He was a man. Take him for all in all. I shall not look upon his like again.
— William Shakespeare, Hamlet
WHEN I FIRST MOVED INTO an Oakland apartment in 1986 with John Woods “Wheels” “Spoonhead” “Calvin Biggins” Wheeler, our mutual friends were laying bets as to who would kill who first.
“We’re both so obnoxiously self-aggrandizing,” John told me. At that point in my life, I couldn’t argue with him. We were in our mid- to late-20s, after all, and such things are expected of young men. But John was one of a very rare kind of man — funny, wise, well-read, educated both by institutions and life, an excellent cook, a devoted gardener, an amateur naturalist, a good listener, and very easy to talk to. He could make friends with anybody, and often did. When I first met him, c. 1981, he was wearing a dashiki, singing an off-colour Dickensian ditty and carrying a movie reel under his arm (he worked as a deliveryman for the Diablo Valley College audio/visual department). “Who’s THAT?” I thought, and struck up a conversation. I don’t remember what we talked about, but he wound up inviting me to his Pleasant Hill apartment for a party later that week. It was my first encounter with Renaissance Faire folk, a relationship with which I was to nurture and enjoy for (so far) the rest of my life.
John’s life ended unexpectedly near midnight on July 10/11, when he was struck by a pickup truck while bicycling home from a Concord bar (the brief newsweb article may be found here). John was an experienced and avid cyclist; he had worked as a bike messenger in San Francisco for many years. When I was laid off from a Berkeley printing office during the early part of our roommate-hood, he talked me into messengering as well, even lending me his spare bike so we could shuttle across the Bay Bridge together morning and evening.

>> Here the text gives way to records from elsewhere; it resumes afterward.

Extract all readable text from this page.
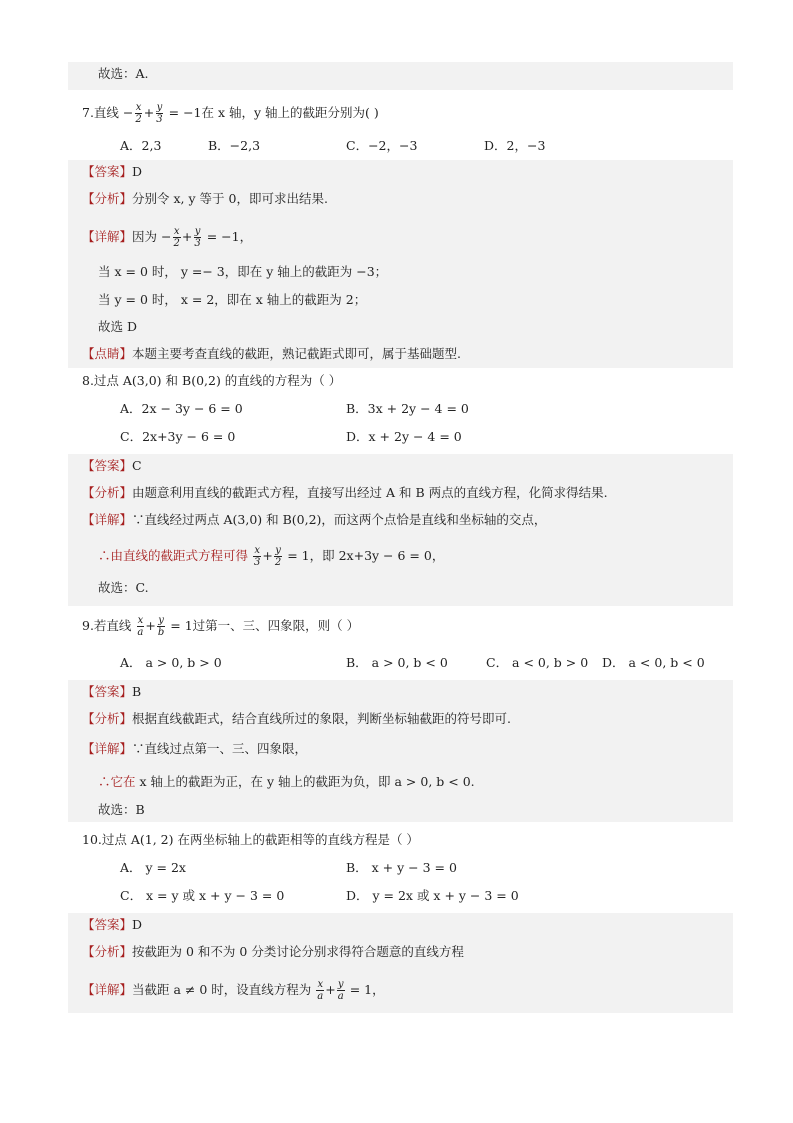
故选：A.
7.直线 − $\frac{x}{2} + \frac{y}{3} = -1$在 x 轴，y 轴上的截距分别为( )
A．2,3	B．−2,3	C．−2，−3	D．2，−3
【答案】D
【分析】分别令 x, y 等于 0，即可求出结果.
【详解】因为 − $\frac{x}{2} + \frac{y}{3} = -1$，
当 x = 0 时， y =− 3，即在 y 轴上的截距为 −3；
当 y = 0 时， x = 2，即在 x 轴上的截距为 2；
故选 D
【点睛】本题主要考查直线的截距，熟记截距式即可，属于基础题型.
8.过点 A(3,0) 和 B(0,2) 的直线的方程为（ ）
A．2x − 3y − 6 = 0	B．3x + 2y − 4 = 0
C．2x+3y − 6 = 0	D．x + 2y − 4 = 0
【答案】C
【分析】由题意利用直线的截距式方程，直接写出经过 A 和 B 两点的直线方程，化简求得结果.
【详解】∵直线经过两点 A(3,0) 和 B(0,2)，而这两个点恰是直线和坐标轴的交点，
∴由直线的截距式方程可得 $\frac{x}{3} + \frac{y}{2} = 1$，即 2x+3y − 6 = 0，
故选：C.
9.若直线 $\frac{x}{a} + \frac{y}{b} = 1$过第一、三、四象限，则（ ）
A． a > 0, b > 0	B． a > 0, b < 0	C． a < 0, b > 0 D． a < 0, b < 0
【答案】B
【分析】根据直线截距式，结合直线所过的象限，判断坐标轴截距的符号即可.
【详解】∵直线过点第一、三、四象限，
∴它在 x 轴上的截距为正，在 y 轴上的截距为负，即 a > 0, b < 0.
故选：B
10.过点 A(1, 2) 在两坐标轴上的截距相等的直线方程是（ ）
A． y = 2x	B． x + y − 3 = 0
C． x = y 或 x + y − 3 = 0	D． y = 2x 或 x + y − 3 = 0
【答案】D
【分析】按截距为 0 和不为 0 分类讨论分别求得符合题意的直线方程
【详解】当截距 a ≠ 0 时，设直线方程为 $\frac{x}{a} + \frac{y}{a} = 1$，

Because of John, I did a lot of things — and not only because I’m something of a pushover. I learned how to play the doumbec, a large hand-drum capable of a range of sounds; how to cook beef heart (by first pounding the devil out of it with a tenderizing mallet); how to enjoy the sublime work of Robert Crumb; how to hike six miles at night to find a perfect Druidian oak circle; how to flip butter-pats onto a restaurant ceiling; how to get kicked out of a restaurant for inadvertently flipping butter-pats onto the next table; the list goes on.
In 1989, John realized a years-long and much-talked-about dream of equinoctial hiking to a remote Northern California beachside with a group of like-minded adventurers where we could pound drums, sip alluring concoctions, tell stories, howl at the moon, and just generally act like Men-in-the-Wilderness. (The picture at right was taken earlier this year during the 30th such gathering; I went to the first ten, before ill health forbade me from further attendance.) Over the years the Male Bonding Ritual became the high point of the lives of more than 40 men (and, no doubt, their wives and sweethearts). Dread and terrible oaths keep me from sharing any further details, but rest assured, a splendid time was engineered by all.

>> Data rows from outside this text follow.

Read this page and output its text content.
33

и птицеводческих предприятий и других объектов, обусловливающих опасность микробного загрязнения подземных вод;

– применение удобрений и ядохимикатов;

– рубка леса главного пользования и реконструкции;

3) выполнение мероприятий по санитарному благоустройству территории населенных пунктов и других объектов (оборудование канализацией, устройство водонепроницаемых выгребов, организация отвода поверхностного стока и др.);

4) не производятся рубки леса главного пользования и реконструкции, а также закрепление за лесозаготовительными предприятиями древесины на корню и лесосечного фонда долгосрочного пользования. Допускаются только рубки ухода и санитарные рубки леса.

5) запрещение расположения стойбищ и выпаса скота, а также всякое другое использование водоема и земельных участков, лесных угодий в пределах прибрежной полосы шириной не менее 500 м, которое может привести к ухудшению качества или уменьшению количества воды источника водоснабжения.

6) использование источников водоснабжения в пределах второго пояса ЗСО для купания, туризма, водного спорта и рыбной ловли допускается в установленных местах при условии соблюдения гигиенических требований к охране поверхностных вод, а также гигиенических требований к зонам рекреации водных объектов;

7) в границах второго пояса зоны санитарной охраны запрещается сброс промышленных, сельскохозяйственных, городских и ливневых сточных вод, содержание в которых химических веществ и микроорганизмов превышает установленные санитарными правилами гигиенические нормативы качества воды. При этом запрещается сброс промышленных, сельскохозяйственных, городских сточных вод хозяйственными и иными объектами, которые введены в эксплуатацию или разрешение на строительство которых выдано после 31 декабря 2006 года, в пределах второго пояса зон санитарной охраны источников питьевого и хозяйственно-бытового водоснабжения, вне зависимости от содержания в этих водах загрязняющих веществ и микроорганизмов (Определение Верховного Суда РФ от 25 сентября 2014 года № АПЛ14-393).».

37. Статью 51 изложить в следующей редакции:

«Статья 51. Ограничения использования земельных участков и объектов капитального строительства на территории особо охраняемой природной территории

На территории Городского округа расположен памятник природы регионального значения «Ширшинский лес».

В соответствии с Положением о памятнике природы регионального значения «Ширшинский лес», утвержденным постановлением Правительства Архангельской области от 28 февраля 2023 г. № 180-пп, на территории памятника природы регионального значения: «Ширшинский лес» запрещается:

Larger-than-life people are becoming a rare commodity in this world. I feel fortunate and grateful to have known a few, but the list is getting smaller every year. Every day is last call for someone; last week was John’s turn. Ride on golden wheels, John. I hope I see you again.
Thank you for posting. Beautifully written, evocative of the time when our paths ran together. As of last month, I owed John a phone call, was planning to call on his birthday, forgot to do so, and that’s that.
Thank you. That means a lot to me.
It’s been a long time since I’ve read anything you’ve written and it’s good to know you haven’t lost a grain of your incredible talent.
You humble and honor me, sir. Thank you for your kind words.
Well done, Neal! You capture the scope, wisdom, depth, and wit of the man whose held my lifelong fascination. Thank you.
I’m glad I could do it. Thank you.
Neal, thank you so much for writing this beautiful article on my brother-in-law Johnny. His brother David and I agree that you captured the essence of Johnny perfectly. It’s wonderful to see the lasting friendship you and he had. ~Marta Wheeler
Thank you for your kind words. He was one-in-seven-billion.
Well said, Neal! I miss Wheels plenty. Butter pats on the ceiling was a one of his running gags at Bertola’s, where he’d gone as a child.
BERTOLA’S! That was where we were. Thanks for jogging my memory!